« Depuis cinquante ans, nous avons à faire à ce front », déplore t-il, entre agacement et fatalité. Ce n’est pas la seule chose qui le met hors de lui. Il ne supporte pas de vouloir s’accrocher au pouvoir par le problème actuel du Nord. Curieusement, il ne veut pas non plus entendre parler de report des élections, de schéma de nouvelle transition. Pour un de ses proches, « lui parler de transition, c’est lui dire indirectement qu’il a échoué ». Depuis une semaine, en tout cas, la communication du président est la plus limpide possible : les élections ne seront pas reportées et le scrutin présidentiel aura lieu le 29 avril comme prévu. Y compris au Nord ? « Y compris au Nord » martèle l’ancien chef de la transition qui rappelle qu’en 1992, malgré l’insécurité, les élections ont eu lieu sur l’ensemble du territoire.
La jurisprudence de 1992
En l’espace de quatre mois : les municipales dans les communes urbaines, les législatives et les deux tours de présidentielle. Et ce n’est pas sans une petite dose de fierté que le président rappelle que c’était le fait d’une administration qui n’avait pas d’expérience dans l’organisation d’élections, que c’étaient les premiers scrutins démocratiques jamais tenus au Mali, et que les résultats ont été acceptés par les protagonistes. Il est vrai que ce sont les seules élections où l’on a vu le vaincu Tiéoulé Konaté adresser ses félicitations au vainqueur Alpha Oumar Konaré.
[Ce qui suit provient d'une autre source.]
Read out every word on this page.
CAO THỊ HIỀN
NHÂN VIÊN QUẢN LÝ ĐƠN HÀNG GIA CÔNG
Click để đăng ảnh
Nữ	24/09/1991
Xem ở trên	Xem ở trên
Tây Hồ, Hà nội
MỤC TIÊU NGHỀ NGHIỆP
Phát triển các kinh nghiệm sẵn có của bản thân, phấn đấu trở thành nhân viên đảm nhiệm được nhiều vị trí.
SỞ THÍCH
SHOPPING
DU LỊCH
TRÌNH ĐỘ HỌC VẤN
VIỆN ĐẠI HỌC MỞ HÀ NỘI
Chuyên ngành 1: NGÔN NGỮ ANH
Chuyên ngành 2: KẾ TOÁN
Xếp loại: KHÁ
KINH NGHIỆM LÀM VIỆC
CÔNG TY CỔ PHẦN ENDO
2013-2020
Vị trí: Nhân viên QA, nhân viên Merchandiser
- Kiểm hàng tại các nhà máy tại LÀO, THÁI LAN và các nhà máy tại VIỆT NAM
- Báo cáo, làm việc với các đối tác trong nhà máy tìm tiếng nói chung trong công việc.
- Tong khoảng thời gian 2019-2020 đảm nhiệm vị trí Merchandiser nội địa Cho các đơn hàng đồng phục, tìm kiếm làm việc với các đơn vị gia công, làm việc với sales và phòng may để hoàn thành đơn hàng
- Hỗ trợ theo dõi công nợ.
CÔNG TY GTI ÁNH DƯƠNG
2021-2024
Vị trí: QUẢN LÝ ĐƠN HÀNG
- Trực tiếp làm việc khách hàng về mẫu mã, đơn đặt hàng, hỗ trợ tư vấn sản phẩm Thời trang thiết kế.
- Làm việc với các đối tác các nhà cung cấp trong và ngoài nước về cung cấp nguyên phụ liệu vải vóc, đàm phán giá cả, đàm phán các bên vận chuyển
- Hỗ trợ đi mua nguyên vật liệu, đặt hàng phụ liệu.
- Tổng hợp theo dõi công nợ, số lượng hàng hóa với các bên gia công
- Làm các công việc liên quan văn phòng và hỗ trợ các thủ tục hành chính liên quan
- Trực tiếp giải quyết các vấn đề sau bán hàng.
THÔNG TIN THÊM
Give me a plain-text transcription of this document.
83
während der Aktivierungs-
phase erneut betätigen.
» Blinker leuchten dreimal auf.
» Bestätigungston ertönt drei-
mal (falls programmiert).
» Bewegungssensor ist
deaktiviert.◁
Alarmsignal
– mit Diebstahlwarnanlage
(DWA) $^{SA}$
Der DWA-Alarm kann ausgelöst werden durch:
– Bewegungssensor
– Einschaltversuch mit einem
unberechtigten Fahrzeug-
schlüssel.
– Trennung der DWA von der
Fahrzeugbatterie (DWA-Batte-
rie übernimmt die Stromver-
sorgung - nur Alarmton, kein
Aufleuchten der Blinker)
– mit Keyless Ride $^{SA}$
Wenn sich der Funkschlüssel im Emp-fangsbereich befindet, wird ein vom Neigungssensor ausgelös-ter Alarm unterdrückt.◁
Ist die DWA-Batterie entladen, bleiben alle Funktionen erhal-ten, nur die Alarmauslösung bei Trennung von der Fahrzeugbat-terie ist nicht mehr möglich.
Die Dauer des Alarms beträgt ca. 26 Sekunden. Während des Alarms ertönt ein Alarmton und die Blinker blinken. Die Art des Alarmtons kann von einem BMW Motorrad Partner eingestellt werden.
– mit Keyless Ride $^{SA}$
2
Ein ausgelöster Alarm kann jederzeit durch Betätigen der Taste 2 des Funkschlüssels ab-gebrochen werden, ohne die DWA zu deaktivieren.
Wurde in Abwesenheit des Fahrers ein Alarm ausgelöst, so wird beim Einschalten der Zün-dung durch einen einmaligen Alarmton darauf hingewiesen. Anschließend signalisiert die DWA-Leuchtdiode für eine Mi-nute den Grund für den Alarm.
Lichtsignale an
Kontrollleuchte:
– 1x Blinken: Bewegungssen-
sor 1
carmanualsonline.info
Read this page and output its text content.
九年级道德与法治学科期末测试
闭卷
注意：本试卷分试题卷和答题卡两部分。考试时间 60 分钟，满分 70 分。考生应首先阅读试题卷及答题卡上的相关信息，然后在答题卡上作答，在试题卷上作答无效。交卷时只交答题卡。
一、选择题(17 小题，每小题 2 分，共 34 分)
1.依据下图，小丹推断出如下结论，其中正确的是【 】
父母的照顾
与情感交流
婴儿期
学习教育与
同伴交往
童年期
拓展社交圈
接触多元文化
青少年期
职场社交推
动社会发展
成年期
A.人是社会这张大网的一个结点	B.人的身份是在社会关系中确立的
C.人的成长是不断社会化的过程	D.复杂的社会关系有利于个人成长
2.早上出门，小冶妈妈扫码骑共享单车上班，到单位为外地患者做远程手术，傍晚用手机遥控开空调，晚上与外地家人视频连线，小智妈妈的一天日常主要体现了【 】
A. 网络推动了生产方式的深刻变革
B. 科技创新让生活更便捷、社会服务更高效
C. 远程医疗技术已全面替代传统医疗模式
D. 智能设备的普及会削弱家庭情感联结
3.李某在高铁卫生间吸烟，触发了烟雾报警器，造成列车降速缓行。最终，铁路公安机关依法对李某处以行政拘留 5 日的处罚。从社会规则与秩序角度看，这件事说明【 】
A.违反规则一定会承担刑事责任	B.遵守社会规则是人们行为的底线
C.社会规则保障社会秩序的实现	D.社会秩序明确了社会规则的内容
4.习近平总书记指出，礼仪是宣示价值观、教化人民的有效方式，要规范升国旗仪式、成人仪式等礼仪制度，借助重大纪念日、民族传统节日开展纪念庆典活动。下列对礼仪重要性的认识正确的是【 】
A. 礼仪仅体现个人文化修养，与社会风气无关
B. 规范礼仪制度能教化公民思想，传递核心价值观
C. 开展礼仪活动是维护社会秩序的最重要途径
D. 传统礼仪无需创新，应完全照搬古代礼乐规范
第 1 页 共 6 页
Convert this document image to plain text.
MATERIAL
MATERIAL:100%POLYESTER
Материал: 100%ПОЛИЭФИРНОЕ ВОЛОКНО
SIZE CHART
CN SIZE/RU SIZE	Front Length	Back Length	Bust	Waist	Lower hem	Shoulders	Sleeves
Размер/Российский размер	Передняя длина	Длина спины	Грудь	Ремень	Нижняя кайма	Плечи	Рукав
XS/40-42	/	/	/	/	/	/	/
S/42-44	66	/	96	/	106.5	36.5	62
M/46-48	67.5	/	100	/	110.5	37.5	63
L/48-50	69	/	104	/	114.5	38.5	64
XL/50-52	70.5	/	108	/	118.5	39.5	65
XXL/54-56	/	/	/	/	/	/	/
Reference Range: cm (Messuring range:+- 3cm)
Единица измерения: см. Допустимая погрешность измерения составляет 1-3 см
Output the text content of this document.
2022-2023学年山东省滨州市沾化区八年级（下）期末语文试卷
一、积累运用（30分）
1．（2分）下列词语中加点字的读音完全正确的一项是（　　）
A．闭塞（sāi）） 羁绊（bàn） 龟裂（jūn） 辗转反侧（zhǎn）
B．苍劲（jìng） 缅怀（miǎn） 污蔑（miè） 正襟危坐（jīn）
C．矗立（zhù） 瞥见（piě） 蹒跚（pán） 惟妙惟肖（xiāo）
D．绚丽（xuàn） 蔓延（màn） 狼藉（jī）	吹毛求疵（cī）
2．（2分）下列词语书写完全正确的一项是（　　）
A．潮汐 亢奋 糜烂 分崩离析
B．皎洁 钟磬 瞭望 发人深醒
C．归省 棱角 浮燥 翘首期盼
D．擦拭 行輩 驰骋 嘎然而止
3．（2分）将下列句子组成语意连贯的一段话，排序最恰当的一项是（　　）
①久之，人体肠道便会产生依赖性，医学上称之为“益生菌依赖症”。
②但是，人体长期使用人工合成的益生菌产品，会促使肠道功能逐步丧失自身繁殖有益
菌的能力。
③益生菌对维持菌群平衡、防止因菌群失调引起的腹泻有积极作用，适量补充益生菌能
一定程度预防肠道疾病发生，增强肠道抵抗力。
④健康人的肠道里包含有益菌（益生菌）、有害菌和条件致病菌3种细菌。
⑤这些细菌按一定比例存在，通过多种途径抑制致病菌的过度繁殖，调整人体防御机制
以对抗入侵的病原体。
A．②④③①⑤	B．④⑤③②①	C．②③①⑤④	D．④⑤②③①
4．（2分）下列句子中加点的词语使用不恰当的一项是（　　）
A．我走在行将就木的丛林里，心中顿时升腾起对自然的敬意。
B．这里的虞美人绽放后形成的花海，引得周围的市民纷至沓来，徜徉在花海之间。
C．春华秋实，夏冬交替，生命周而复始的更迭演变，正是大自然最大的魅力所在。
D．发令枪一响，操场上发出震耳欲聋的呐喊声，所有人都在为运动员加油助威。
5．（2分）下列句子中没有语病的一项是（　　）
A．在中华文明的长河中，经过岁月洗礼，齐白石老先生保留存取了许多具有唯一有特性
Le contexte n’est pas le même en 1992 qu’en 2012. Mais soulignez-le et le président vous opposera d’un ton ferme : l’essentiel du territoire est sous contrôle et les élections peuvent y être tenues ». Pour les zones dites sous contrôle du Mnla ? « Il n’y en a pas ». Le président qui en reste encore à la désignation Mna parle plutôt de guerre de mouvement. Sans occupation de l’espace. Juste un raid avec sa part de psychose, les émetteurs téléphoniques coupés -une dizaine de localités sont aujourd’hui dans ce cas-. Et puis, l’Etat va monter en puissance.
Une guerre ruineuse
On sait que toutes les garnisons importantes du Nord (Kidal, Gao, Tombouctou) ont été renforcées. Les camps militaires du pays sont en alerte. Depuis 2009, la défense engloutit une part substantielle du budget d’Etat. Ces dernières semaines, du nouveau matériel a été acquis pour l’armée. Des avions, des hélicos de combat, loués ou achetés, en tout cas pilotés par des non-Maliens que le Mnla qualifie de mercenaires. La guerre coûte excessivement cher, reconnaît le président qui ne se console pas de ne pas « mettre cette fortune dans les infrastructures de base ». Les milieux financiers parlent de 500 millions Cfa par jour! Il faut les trouver. Le dialogue, de toute évidence coûte moins cher.
Fait-elle partie des stratégies du président pour obtenir d’abord un cessez le feu, puis l’abandon de la revendication d’indépendance de l’Azawad, avant l’élection ? Et tout cela avant fin avril ? Att a été très clair dans son dernier message : « je ne suivrai pas les va t-en guerre. Je suis le président de tous les Maliens, y compris les rebelles du Mnla ». En même temps, il n’hésite pas à mobiliser toute une armada conduite par El Hadj Gamou et Ould Meydou pour la bataille très stratégique de Tessalit que le Mnla cherche à étouffer depuis plusieurs semaines déjà. Frapper quand il le faut et dialoguer dès que c’est possible semble la doctrine. Reste à voir si elle suffit pour investir, le 8 juin, le troisième président de la 3è République.